I really like the #optoutside campaign to replace Black Friday. I have never used that day for its ‘intended’ purpose, but I am glad that there is starting to be some real momentum for an alternative that is known even on the average person’s social media feed. In Indiana, all state parks were allowing free admission on that day. I didn’t go to one, but I did spend most of the day birding.
It started with a family viewing of the Northern Flicker that has been patronizing our suet feeder recently. It first appeared earlier in the week while I was at work, and Jaime was incredibly excited to tell me that she used Sibley to identify it. We think it might actually be interested in our screech owl house; it has been frequenting the tree that it is mounted to.

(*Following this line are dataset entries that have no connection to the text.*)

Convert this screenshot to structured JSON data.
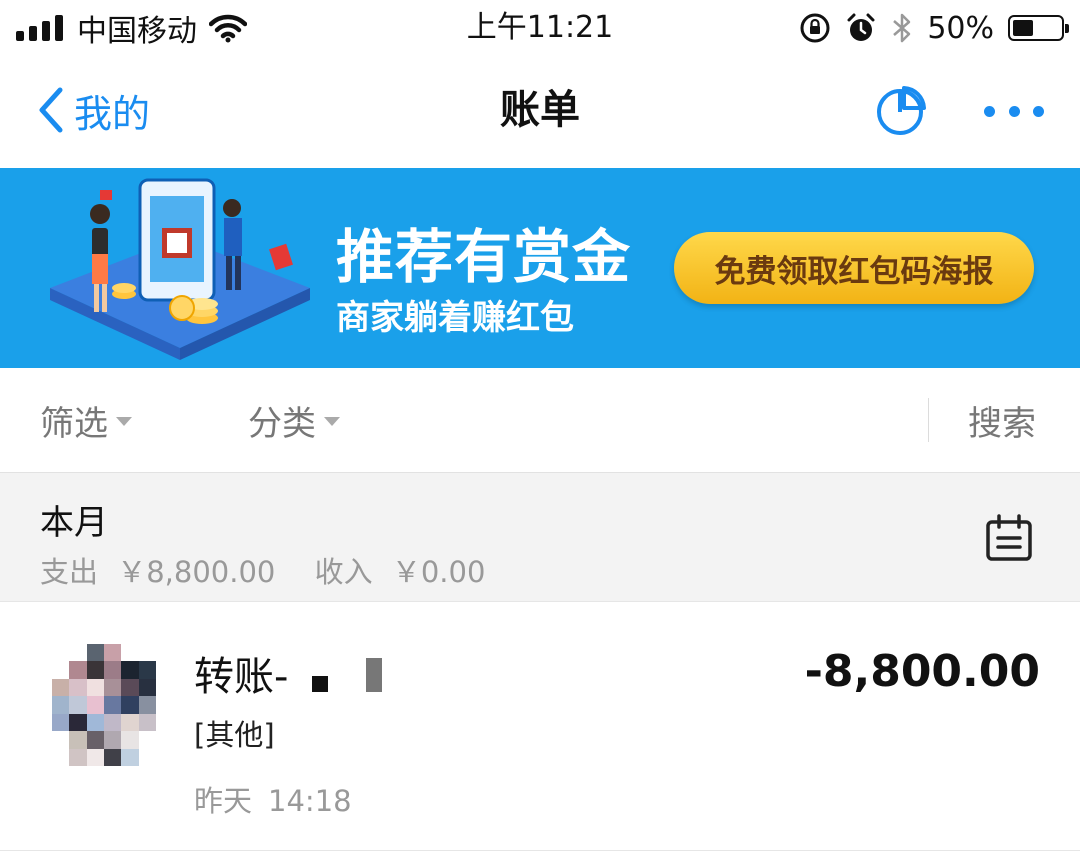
{
  "status_bar": {
    "carrier": "中国移动",
    "time": "上午11:21",
    "battery_percent": "50%",
    "battery_level": 0.5,
    "icons": [
      "signal-icon",
      "wifi-icon",
      "orientation-lock-icon",
      "alarm-icon",
      "bluetooth-icon",
      "battery-icon"
    ]
  },
  "navbar": {
    "back_label": "我的",
    "title": "账单",
    "icons": [
      "chevron-left-icon",
      "pie-chart-icon",
      "more-icon"
    ],
    "accent_color": "#1a8cf0"
  },
  "banner": {
    "title": "推荐有赏金",
    "subtitle": "商家躺着赚红包",
    "cta_label": "免费领取红包码海报",
    "background_color": "#1aa0ea"
  },
  "filter_bar": {
    "filter_label": "筛选",
    "category_label": "分类",
    "search_label": "搜索"
  },
  "month_summary": {
    "title": "本月",
    "expense_label": "支出",
    "expense_value": "￥8,800.00",
    "income_label": "收入",
    "income_value": "￥0.00",
    "icon": "calendar-icon"
  },
  "records": [
    {
      "title": "转账-",
      "category": "[其他]",
      "date": "昨天",
      "time": "14:18",
      "amount": "-8,800.00"
    }
  ]
}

Later in the morning I departed on my bike to check some local spots for possible new year birds. The first stop was the Fort Wayne water treatment ponds, which I arrived at via a new link to the River Greenway in the form of the Pemberton Levee
Trail . This new route doesn’t really save any distance, but it is nice to ride separate from traffic for even half a mile. There were a lot of birds at the ponds, but unfortunately not a lot of diversity and nothing new. I enjoyed some closer-than-usual looks at American Coots.The star of the show at the ponds ended up being a Great Horned Owl that I flushed from right next to the trail. It flew up and perched close by allowing me to get a photo for the first time and also for the Blue Jays to thoroughly harass it.
My next stop was Lindenwood Cemetery just on the other side of downtown. My primary goal there was winter finches. Specifically, I hoped for Red Crossbills. Indiana is experiencing a major irruption this year, and they have appeared at Lindenwood in years past because it offers the most conifers of any site near the city. No luck for me on Friday because the leaf blowers were out in force, so with time to spare I decided to keep riding and add another stop to my birding agenda.
I took the Towpath Trail southwest toward Eagle Marsh. While I was riding on a particularly birdy segment I saw what at first I thought was a starling up in a tree. I wasn’t going to slow down, but right as I became even with it I could tell it was something else, and I braked to get out the binoculars. It flew down into the brush after a moment, and I stood there waiting to see if it would re-emerge. When it finally did, I was able to confirm it as a Rusty Blackbird, which was a state bird and also Allen County bird #199. It was soon joined by a friend as well as some Red-winged Blackbirds. While not totally unexpected, this bird wasn’t really on my radar as one that I might get green.
When I got to Eagle Marsh I decided to eschew my usual path and take the newly completed Continental Divide trail all the way around the preserve. It was windy but sunny, and bird numbers were low as the temperature had not risen enough to melt all of the ice.
The larger basins were mostly clear though, so I spent a good deal of time scanning the Mallards and Northern Shovelers for anything different. I was rewarded by two American Wigeon, pictured above as a diagnostic photo only because they were something of a nemesis for me, a long overdue life bird, and the only duck regularly occurring in the inland-Midwest that I had not seen. Plus with the Rusty from earlier, they were Allen County bird #200.
The last notable sighting as I was leaving the marsh to head home was a flyby Northern Harrier making my third year bird for the day. I ended the day with a green list of 158 species, all in Allen County. When I got home, I saw a report of a Snowy Owl the next county over that I was within 10 miles of. In addition to crossbills, Indiana is also currently experiencing a big invasion of Snowies, and I could have gone for that one by foregoing my other birding stops. But even as cool of a pickup as that would have been on a bicycle, I am glad that I birded where I did on Green Friday and found my own birds to add to the list.